Copper was an obvious replacement, but it had a couple of problems that seemed insurmountable. The first emerged when scientists tried to lay copper onto silicon. The tiny copper atoms filtered into the porous silicon like hot coffee dripping though a percolator. Copper is so conductive that just one hyperkinetic atom could "poison" the entire silicon surface.

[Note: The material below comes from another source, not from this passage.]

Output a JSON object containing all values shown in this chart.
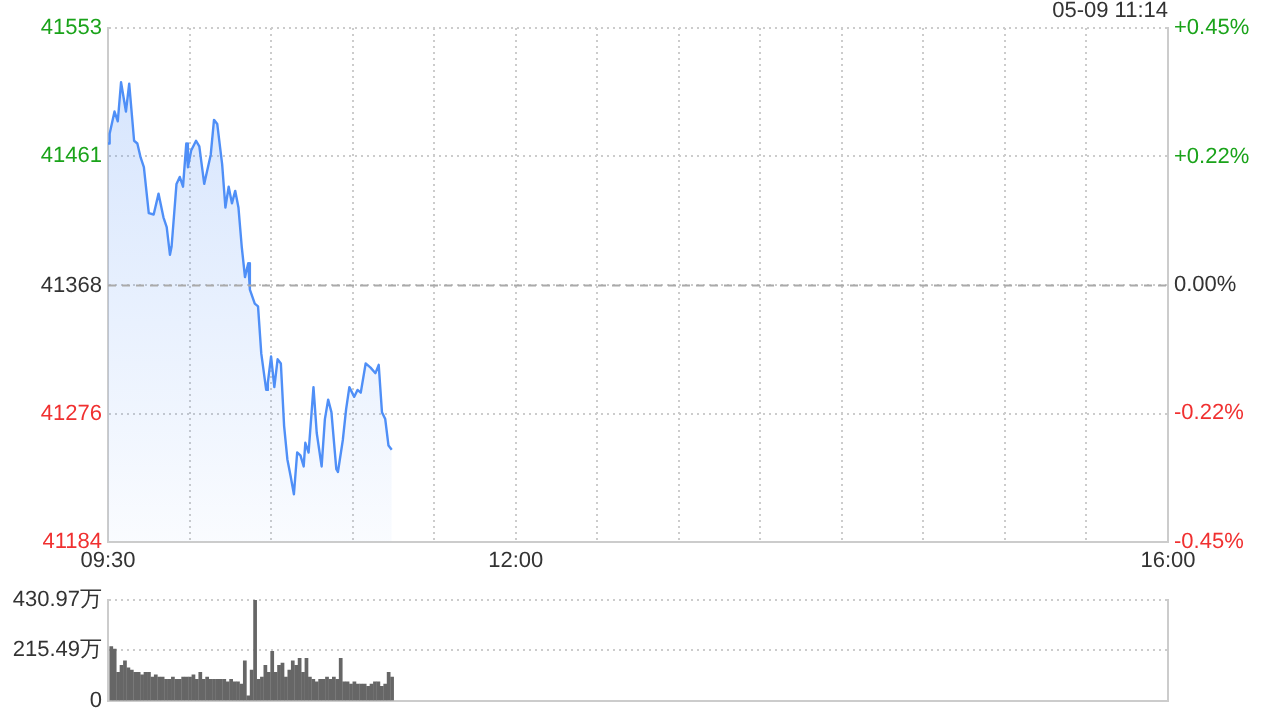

The second problem was more subtle: a wire that is .25 microns wide is so small that once you've built it, you can't touch it. So instead of trying to unroll tiny wires onto silicon chips, microprocessor engineers laid down a thin sheet of metal and etched away everything they didn't want. What was left were microscopic paths of metal just wide enough to carry a current. But while chipmakers had developed any number of ways to etch aluminum, no one had yet figured out how to etch copper. Doing that, IBM suspected, would require inventing a whole new kind of chemistry. Doing that became something of a Holy Grail within the industry, says Drew Peck, a semiconductor analyst at Cowen and Co.